General stats: Born and raised in England, 39 years old, Taurus, student, one son, never married, 6'1", approximately 170-180 pounds, blue eyes, grey hair (formerly blond).
Two months after first meeting him online, he flew from Scotland (yes, Scotland) to Tallahassee over new year's so we could spend time in person and see if the chemistry in the flesh was as good as the chemistry on the phone and the Internet. It was.
We had a great time talking, kissing, canoeing, traveling to Savannah, meeting friends for dinner. He flew back home at the end of the first week of January knowing we wouldn't see each other again until May at the very earliest. Four months away from each other.
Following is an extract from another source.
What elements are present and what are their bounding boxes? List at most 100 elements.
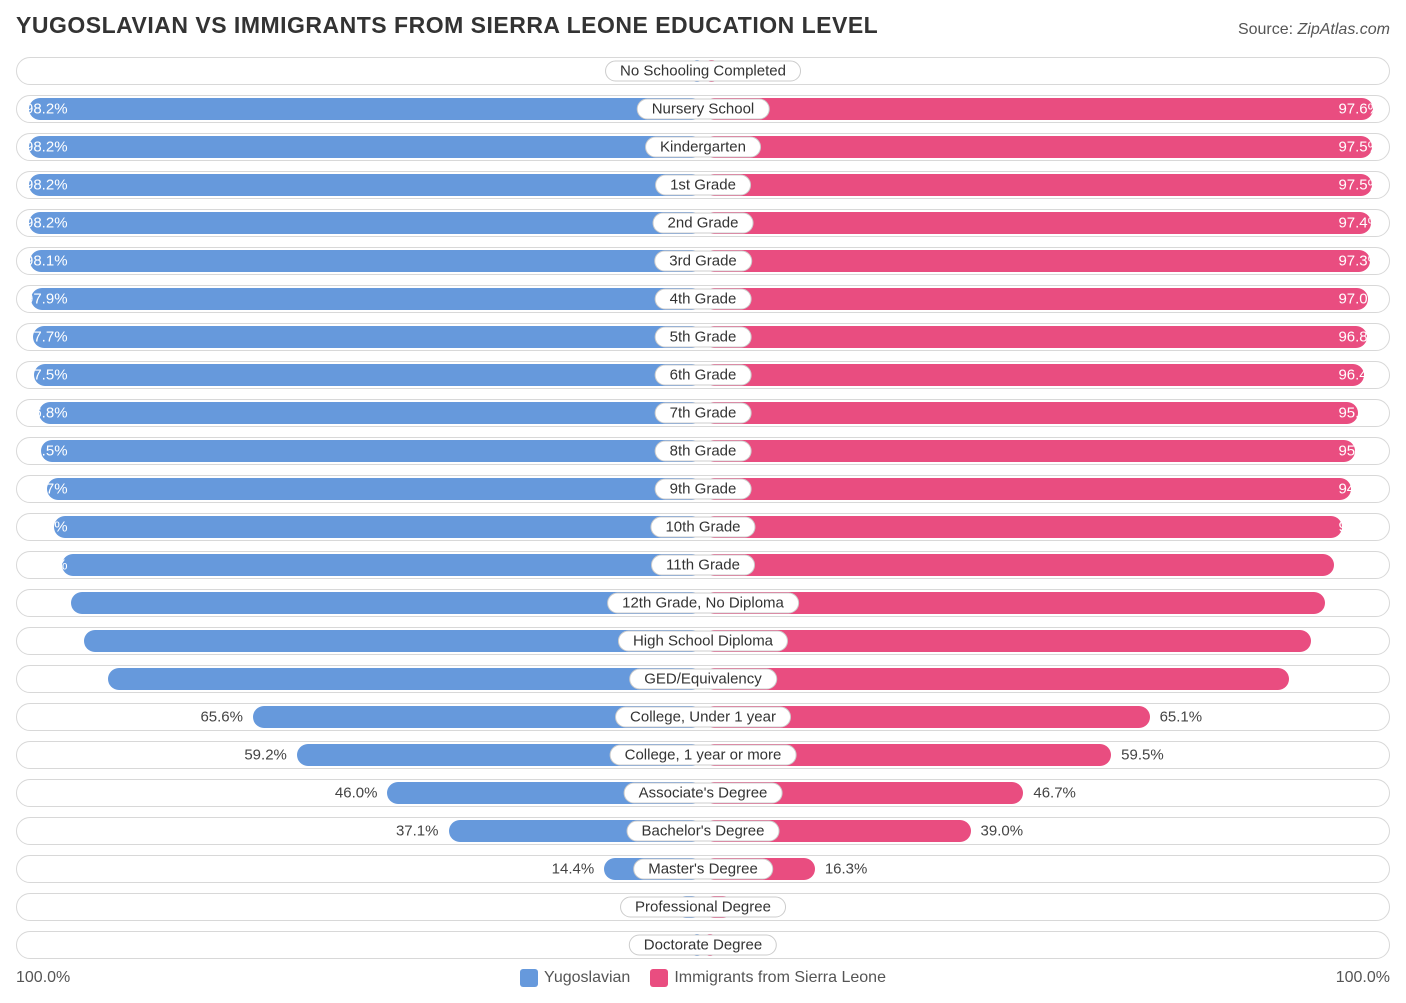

Would it work? Could things last?
Neither of us had ever attempted a long-distance relationship before, and, I, for one, can say that I never wanted one until I met C^. Here are the things about him - and the relationship - that I love the most, the reasons I decided to make a go of all this in the first place:
1. C^ is completely unique/doesn't follow the herd.
2. He recognizes and appreciates my uniqueness.
3. He is emotional and shows his emotions easily.
4. He is incredibly intelligent.
5. He is reasonably understanding/open minded.
6. He is usually willing to admit when he is wrong.
7. He seems open to self improvement.
8. He appreciates my intelligence and frequently tells me he thinks I'm beautiful.
9. We share many of the same beliefs about religion, politics, relationships and parenting and the way the world ought to be/work.
10. We have a similar sense of humor and agree on nearly every topic under the sun.
11. We like the same books, movies, music and activities.
12. His accent is to die for.
13. He can turn me on like you wouldn't believe.
14. I'm pretty sure he puts the toilet seat down after ever wee...AND HE WIPES THE RIM!
Even though we share all this, even though I appreciate all this, even with all of this as a foundation for a relationship, this relationship has been more incredibly difficult than I ever thought imaginable.
Had I written this post a month ago, it would have been some kind of blathering love letter, a syrupy-sweet ode dripping with the kindest of words and comparing our relationship to the very best of relationships that ever existed or ever would exist, putting what seemed to just naturally exist between us and what I thought we had created on a pedestal for all the world to see, admire and attempt to emulate.
But, after three months, harsh words, misunderstandings and more arguments than I care to admit, the luster has worn off some. The reality that nothing is ever perfect is setting in. The realization that our "effortless" relationship isn't going to be so effortless after all has slapped me in the face. Can we learn from our mistakes? Can we improve ourselves and, through these improvements, improve the relationship? Can this relationship last? And, most importantly, if this relationship doesn't work out, how am I ever going to stalk him when he lives so very far away???